Bei der heutigen Angebotsvielfalt an Musikquellen ist es schwierig, die jeweils optimale Quelle für den persönlichen Musikgenuss zu bestimmen. Dabei sind individuelle Ansprüche an Klangqualität, Repertoire (primär bevorzugtes Genre – Pop, Jazz, Klassik) und Nutzungsprofil massgebend. Zudem ist es nicht leicht sich durch die Formatvielfalt zu kämpfen und all die technischen Parameter schlüssig zu verstehen. Hört man nun, wie in der Einleitung erwähnt, Klangdifferenzen zwischen den Streamingdiensten oder zwischen Streaming und CD (oder der Musikdatei auf dem heimischen Server), stellt sich die Frage woher diese kommen.

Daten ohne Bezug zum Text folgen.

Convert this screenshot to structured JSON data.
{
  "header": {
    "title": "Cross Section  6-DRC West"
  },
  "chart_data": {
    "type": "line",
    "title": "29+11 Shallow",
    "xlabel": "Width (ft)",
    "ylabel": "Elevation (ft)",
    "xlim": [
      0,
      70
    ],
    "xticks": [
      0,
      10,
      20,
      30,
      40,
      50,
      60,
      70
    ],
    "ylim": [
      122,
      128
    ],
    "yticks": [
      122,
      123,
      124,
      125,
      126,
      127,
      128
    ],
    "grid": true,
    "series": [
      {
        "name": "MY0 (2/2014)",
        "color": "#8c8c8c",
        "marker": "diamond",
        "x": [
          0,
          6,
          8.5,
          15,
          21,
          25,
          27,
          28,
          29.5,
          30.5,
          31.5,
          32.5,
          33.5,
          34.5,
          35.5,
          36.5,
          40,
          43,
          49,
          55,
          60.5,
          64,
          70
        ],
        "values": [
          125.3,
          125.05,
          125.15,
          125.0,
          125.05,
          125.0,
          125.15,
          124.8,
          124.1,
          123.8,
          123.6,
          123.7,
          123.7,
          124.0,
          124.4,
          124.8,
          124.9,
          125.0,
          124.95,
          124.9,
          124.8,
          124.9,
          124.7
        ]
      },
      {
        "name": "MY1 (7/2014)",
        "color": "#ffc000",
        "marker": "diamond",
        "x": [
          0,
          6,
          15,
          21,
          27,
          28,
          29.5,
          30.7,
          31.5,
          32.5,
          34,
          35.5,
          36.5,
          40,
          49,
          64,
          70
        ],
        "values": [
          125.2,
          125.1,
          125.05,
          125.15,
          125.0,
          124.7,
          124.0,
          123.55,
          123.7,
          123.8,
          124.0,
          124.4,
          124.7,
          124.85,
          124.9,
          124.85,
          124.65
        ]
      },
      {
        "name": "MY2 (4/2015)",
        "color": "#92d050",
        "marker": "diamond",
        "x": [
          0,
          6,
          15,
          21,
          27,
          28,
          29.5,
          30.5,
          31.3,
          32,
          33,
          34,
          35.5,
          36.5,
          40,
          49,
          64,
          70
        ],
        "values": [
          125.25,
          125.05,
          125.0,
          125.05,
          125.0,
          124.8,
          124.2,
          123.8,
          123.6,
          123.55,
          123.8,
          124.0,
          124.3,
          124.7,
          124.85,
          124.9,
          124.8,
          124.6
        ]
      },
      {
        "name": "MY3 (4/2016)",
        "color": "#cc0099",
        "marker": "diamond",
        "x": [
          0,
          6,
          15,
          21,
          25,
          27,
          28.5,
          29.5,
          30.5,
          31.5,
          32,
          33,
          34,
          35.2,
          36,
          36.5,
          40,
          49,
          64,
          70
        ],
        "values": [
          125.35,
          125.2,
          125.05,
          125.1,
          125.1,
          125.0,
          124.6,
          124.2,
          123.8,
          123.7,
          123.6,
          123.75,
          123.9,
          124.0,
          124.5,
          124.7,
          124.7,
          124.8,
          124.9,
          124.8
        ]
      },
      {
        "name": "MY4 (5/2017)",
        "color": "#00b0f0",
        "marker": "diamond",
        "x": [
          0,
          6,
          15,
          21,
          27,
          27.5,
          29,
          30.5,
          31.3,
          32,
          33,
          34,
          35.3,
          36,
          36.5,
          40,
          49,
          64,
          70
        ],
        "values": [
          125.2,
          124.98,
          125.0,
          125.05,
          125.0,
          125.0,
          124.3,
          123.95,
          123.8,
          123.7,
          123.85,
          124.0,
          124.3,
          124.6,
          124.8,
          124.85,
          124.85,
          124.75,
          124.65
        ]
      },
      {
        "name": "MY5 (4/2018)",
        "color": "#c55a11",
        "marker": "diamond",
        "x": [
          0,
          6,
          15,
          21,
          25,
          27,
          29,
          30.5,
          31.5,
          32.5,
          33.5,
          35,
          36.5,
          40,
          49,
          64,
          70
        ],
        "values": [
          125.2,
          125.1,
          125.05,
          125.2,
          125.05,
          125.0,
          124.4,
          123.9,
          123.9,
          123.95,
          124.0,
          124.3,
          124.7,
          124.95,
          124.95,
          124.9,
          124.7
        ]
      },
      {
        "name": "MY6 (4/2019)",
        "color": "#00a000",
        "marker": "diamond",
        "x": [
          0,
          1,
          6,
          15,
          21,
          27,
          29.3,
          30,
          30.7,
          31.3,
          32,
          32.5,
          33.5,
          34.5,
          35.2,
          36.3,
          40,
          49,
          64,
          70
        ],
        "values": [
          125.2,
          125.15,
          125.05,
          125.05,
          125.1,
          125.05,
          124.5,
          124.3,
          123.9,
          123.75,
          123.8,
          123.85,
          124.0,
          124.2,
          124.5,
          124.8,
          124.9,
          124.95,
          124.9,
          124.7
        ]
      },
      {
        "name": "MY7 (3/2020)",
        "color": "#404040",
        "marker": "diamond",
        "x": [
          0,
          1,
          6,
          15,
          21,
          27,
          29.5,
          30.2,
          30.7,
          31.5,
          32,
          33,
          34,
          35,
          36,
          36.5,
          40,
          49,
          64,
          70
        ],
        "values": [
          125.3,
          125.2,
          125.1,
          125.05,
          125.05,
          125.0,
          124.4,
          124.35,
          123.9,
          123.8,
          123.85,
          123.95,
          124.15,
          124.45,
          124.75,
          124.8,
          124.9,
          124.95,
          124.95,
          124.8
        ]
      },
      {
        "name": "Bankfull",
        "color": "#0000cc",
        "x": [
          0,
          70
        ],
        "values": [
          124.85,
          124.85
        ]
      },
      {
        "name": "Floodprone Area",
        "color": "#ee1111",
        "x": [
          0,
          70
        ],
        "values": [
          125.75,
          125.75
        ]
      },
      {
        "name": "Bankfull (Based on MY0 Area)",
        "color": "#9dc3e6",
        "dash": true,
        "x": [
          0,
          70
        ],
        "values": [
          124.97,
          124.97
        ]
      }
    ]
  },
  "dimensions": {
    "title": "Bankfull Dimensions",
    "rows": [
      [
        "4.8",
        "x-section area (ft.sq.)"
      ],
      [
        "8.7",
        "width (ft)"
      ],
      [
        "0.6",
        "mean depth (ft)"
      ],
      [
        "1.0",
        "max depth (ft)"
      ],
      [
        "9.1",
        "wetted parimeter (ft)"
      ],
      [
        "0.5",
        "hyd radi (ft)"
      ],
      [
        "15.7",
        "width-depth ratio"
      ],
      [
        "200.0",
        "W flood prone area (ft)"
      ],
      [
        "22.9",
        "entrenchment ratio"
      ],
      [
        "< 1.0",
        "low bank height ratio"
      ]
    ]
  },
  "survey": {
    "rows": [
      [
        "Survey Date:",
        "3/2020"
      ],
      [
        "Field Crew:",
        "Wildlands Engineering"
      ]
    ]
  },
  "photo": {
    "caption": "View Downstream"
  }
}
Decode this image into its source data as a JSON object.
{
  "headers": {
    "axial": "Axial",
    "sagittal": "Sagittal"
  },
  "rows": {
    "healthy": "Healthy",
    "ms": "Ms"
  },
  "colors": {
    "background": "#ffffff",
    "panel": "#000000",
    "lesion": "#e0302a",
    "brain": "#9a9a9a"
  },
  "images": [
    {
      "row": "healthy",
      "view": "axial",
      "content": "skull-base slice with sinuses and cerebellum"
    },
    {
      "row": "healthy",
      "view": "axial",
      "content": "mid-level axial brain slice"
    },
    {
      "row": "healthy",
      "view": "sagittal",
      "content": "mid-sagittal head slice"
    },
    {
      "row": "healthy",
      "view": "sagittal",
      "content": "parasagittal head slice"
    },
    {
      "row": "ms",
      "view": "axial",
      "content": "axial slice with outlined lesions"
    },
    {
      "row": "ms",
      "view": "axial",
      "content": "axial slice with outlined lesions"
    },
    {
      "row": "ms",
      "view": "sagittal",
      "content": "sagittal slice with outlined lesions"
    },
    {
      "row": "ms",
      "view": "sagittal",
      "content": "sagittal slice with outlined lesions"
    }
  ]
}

Gehen wir dem Thema mal auf den Grund und nehmen für den Test den vom Bandmitglied Stevie Nicks geschriebenen Titel «I Don’t Want to Know» aus dem Fleetwood Mac Album Rumors. Welche Faktoren sind nun massgeblich klangbeeinflussend?

Bild 1: Fleetwood Mac Rumours. Das Album erschien 1977 als LP. CD Veröffentlichungen: 1987, 2002, 2004. Ab 2011 erschienen mehrere Remaster Versionen als Deluxe und Super Deluxe Editionen auf CD, DVD und Hi-Res Download.

Lautstärke Normalisation

Hier dürfte in den meisten Fällen der Hauptgrund für die wahrnehmbaren Unterschiede herrühren: die Lautstärke Normalisation der Streaming Anbieter. Hintergrund: Musiktitel weisen unterschiedliche mittlere Lautstärken auf. Im Verlauf der letzten 25 Jahre wurden Alben zunehmend lauter abgemischt (Stichwort Loudness War). Beim Spielen von Playlisten mit Titeln aus verschiedenen Alben ergeben sich von Titel zu Titel Lautstärkesprünge, die den Hörer zum Nachregeln der Wiedergabelautstärke zwingen. Mit der Lautstärke Normalisation übernimmt der Streaming Dienst (genauer die Software) dynamisch diese Nachregelung. Dazu wird ein Musikstück analysiert und ein Korrekturwert in Dezibel (dB) errechnet. Dies in Bezug auf eine definierte Referenzlautstärke.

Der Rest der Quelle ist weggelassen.